O Cok, H Eker, S Akin, A Aribogan
pacu, unconsciousness, ventriculoperitoneal shunt externalization
O Cok, H Eker, S Akin, A Aribogan. A Distressing Complication in PACU after Ventriculoperitoneal Shunt Externalization. The Internet Journal of Anesthesiology. 2007 Volume 16 Number 1.
Accurate knowledge and intense care are required for early detection of complications in all stages of anesthesia. Here, we present a three-year old boy who lost consciousness in post-anesthesia care unit after ventriculoperitoneal shunt externalization and discuss the possible causes and immediate treatment. We suggest that an anesthetist should be aware of post-anesthetic early complications, but also he should be ready for outcomes of a controversial surgical procedure.
To the Editor:
The incidence of adverse events in postanesthesia care unit (PACU) exceed 10% to 18% and these complications may be related either anesthesia or surgery, or both (1). Also the type of surgery has a considerable impact on the overall incidence of PACU complications and, here, we present a case of postoperative loss of consciousness in the PACU following a neurosurgical intervention.
Three-year old boy was admitted to hospital with headache, nausea and vomiting. He had a ventriculoperitoneal shunt placed when he was 6 months old. An increase in intracranial pressure (ICP) was suspected in his physical examination, but MRI findings and a low cerebrospinal fluid (CSF) pressure revealed that ICP was below normal level. Pediatric neurologist referred the patient to neurosurgery department for ventriculoperitoneal shunt externalization and ICP management. The anesthetic plan was local anesthesia with midazolam sedation. Shunt was externalized and the drainage was stopped in the operation. After an uneventful intraoperative period, child was completely awake when he was transported to recovery area. His sedation recovery score was 19 according to Vancouver Sedative Recovery Scale for Children (2), which has the highest score as 22, at arrival to the recovery room. After 30 minutes in PACU, child lost consciousness suddenly and his respiration became shallow, his recovery score was 5. Then his ventilation was supported with a closed face mask and flumazenil 0.5 mg was administered immediately to rule out a prolonged sedation because of midazolam, but no recovery was observed. Arterial blood gases and glucose concentration assessed immediately was in normal limits. Simultaneous neurological examination revealed dilatation of both pupils to suspect a possible elevation in ICP. Mannitol (0.5 g/kg) and furosemide (0.5 mg/kg) treatment started immediately for ICP management and thereafter an emergency CT scan was planned for diagnosis. Patient was then intubated to maintain hyperventilation and to ensure the safety of airway during transport. CT scan revealed an acute increase in ICP (Figure 1) and ventriculoperitoneal drainage was started again and 70 ml CSF was drained rapidly. Patient recovered subsequently and extubated successfully in the intensive care unit.

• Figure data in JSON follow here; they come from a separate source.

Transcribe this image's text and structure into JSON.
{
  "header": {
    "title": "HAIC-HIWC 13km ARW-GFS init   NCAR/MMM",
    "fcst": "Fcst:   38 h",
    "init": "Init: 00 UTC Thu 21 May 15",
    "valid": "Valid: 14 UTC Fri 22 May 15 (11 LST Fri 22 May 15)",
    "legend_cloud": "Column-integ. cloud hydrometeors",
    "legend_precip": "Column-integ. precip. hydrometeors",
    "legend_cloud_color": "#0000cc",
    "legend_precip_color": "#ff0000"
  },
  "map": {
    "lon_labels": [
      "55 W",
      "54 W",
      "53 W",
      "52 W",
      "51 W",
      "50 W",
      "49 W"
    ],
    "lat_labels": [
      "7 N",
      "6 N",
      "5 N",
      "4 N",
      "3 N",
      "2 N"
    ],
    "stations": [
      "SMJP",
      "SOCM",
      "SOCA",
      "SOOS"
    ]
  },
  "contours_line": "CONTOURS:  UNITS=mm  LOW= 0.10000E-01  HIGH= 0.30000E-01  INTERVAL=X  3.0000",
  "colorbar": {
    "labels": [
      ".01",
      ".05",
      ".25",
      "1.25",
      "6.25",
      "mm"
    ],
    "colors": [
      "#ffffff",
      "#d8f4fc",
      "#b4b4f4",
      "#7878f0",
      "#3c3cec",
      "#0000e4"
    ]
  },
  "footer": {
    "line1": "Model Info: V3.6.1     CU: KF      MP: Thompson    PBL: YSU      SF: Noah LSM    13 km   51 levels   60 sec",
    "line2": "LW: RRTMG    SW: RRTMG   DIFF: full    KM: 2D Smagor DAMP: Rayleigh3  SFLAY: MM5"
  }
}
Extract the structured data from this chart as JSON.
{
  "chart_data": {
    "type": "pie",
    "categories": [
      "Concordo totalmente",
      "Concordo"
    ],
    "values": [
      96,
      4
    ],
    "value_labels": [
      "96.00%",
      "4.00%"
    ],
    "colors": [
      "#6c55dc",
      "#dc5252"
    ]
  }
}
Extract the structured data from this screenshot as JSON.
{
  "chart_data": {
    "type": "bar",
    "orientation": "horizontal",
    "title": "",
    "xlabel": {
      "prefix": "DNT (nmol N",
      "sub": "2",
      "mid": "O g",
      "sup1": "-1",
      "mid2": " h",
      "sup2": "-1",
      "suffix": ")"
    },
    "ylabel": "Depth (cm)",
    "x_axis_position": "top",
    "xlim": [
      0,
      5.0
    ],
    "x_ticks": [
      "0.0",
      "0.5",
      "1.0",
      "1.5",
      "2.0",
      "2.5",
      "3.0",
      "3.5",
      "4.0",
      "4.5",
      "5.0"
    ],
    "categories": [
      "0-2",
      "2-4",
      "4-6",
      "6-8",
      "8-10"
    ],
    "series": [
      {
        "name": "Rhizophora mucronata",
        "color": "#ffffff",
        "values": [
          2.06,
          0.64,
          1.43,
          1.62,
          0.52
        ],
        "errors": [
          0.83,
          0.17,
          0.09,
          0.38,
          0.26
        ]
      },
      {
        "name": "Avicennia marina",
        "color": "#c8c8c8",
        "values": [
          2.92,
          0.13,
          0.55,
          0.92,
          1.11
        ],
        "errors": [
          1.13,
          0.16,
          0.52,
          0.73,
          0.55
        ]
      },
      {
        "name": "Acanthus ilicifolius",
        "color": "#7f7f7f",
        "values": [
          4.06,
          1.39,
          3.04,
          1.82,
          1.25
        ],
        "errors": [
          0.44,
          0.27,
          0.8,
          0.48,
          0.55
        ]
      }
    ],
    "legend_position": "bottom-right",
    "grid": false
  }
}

Anesthetists sometimes may have to participate in a surgical procedure although the operation decision is controversial or inappropriate for the patient's actual condition. However anesthetist's responsibility for a patient continues until discharge in general means. But the period in the recovery room is especially important to notice possible early complications and to manage the problem without delay. These complications may include inadequate recovery from anesthesia, seizures, electrolyte imbalance, hypoglycemia and surgical complication as an anticipated ICP elevation as a result of the operation in this case. As loss of consciousness after recovery following an operation remains challenging, anaesthetic complications must always be ruled out as surgical causes are investigated concurrently. We suggest that an anesthetist should be aware of post-anesthetic early complications, but also he should be ready for outcomes of a controversial neurosurgical procedure.